Szolkowy: In erster Linie die Familie. Ich habe jetzt zwei Kinder. Meine Frau und ich waren nach meiner aktiven Zeit in der Schweiz und in den USA. Speziell während Corona haben wir gemerkt, was es bedeutet, die Familie und eine stabile soziale Struktur mit Kitabetreuung und Krankenversicherung um sich zu haben. Irgendwann in dieser Zeit, etwa 2020, hatten Aljona und ich wieder mehr Kontakt, nachdem es nach 2014 bestimmt erstmal zwei Jahre still war zwischen uns. Wir haben wieder öfter geschrieben und gemerkt, dass wir immer noch auf einer Wellenlänge sind und auf Augenhöhe kommunizieren.

Savchenko: Wir kennen uns gut, unsere guten und unsere schlechten Seiten. Wie bei Robin war auch für mich die Familie der Grund, zurückzukommen. Als der Krieg in der Ukraine begann, ist meine Familie nach Chemnitz geflohen. Robin war zu der Zeit schon wieder hier und irgendwann haben wir gesprochen und uns gesagt: Lass es uns probieren. 


Was sind aktuell Ihre Aufgaben?

Szolkowy: Wir sind beim Chemnitzer Eislaufclub angestellt und bieten Training an.
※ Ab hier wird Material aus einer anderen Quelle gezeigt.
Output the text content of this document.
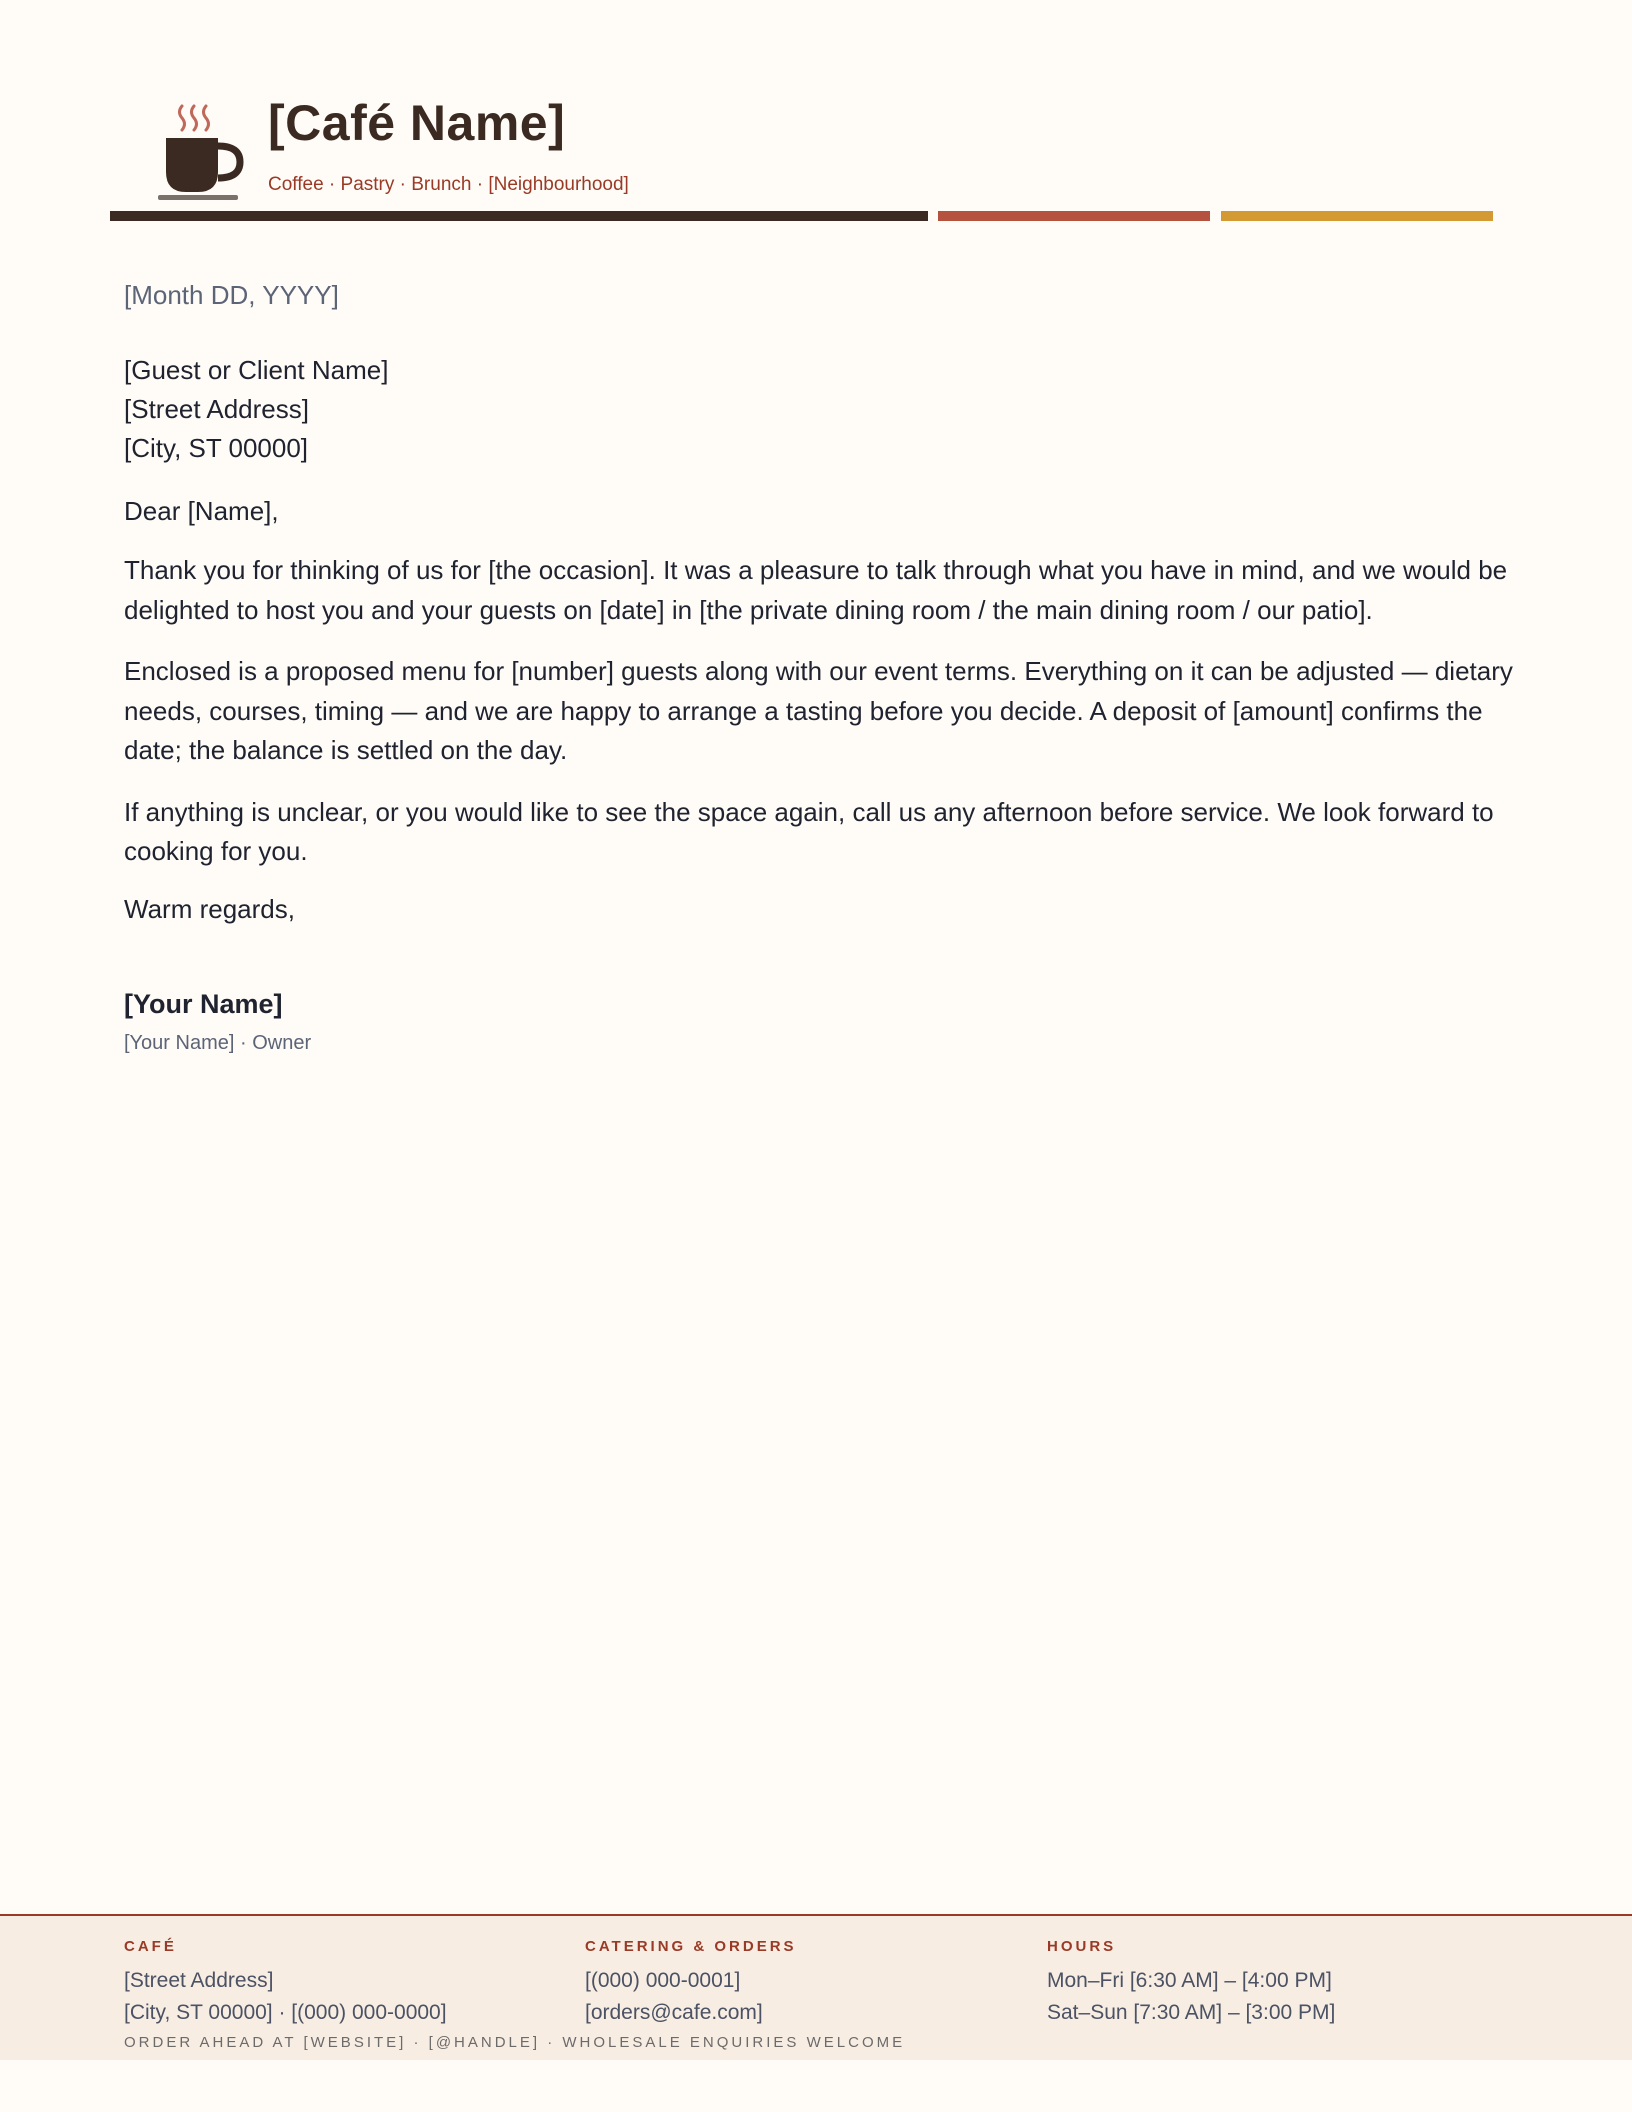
[Café Name]
Coffee · Pastry · Brunch · [Neighbourhood]
[Month DD, YYYY]
[Guest or Client Name]
[Street Address]
[City, ST 00000]
Dear [Name],

Thank you for thinking of us for [the occasion]. It was a pleasure to talk through what you have in mind, and we would be delighted to host you and your guests on [date] in [the private dining room / the main dining room / our patio].

Enclosed is a proposed menu for [number] guests along with our event terms. Everything on it can be adjusted — dietary needs, courses, timing — and we are happy to arrange a tasting before you decide. A deposit of [amount] confirms the date; the balance is settled on the day.

If anything is unclear, or you would like to see the space again, call us any afternoon before service. We look forward to cooking for you.

Warm regards,
[Your Name]
[Your Name] · Owner
CAFÉ
[Street Address]
[City, ST 00000] · [(000) 000-0000]
CATERING & ORDERS
[(000) 000-0001]
[orders@cafe.com]
HOURS
Mon–Fri [6:30 AM] – [4:00 PM]
Sat–Sun [7:30 AM] – [3:00 PM]
ORDER AHEAD AT [WEBSITE] · [@HANDLE] · WHOLESALE ENQUIRIES WELCOME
Ich betreue aktuell ein Paar, Aljona zwei Einzelläuferinnen. Wir helfen uns auch aus, wenn der eine mal nicht kann. Schließlich haben wir im Unterschied zu früher jetzt beide Kinder. Es ist mehr Verständnis da, auf beiden Seiten.

Savchenko: Ich habe zum Beispiel das Programm für Robins Paar erstellt. Ichliebe es, Choreografien zu entwerfen.

Wir trainieren aber nicht nur Chemnitzer. Wir hatten auch schon Läufer aus Dresden, Mannheim, Berlin oder aus Litauen, die für ein oder zwei Wochen hier waren. Ich würde sagen, wir sind mehr für das Spezielle da.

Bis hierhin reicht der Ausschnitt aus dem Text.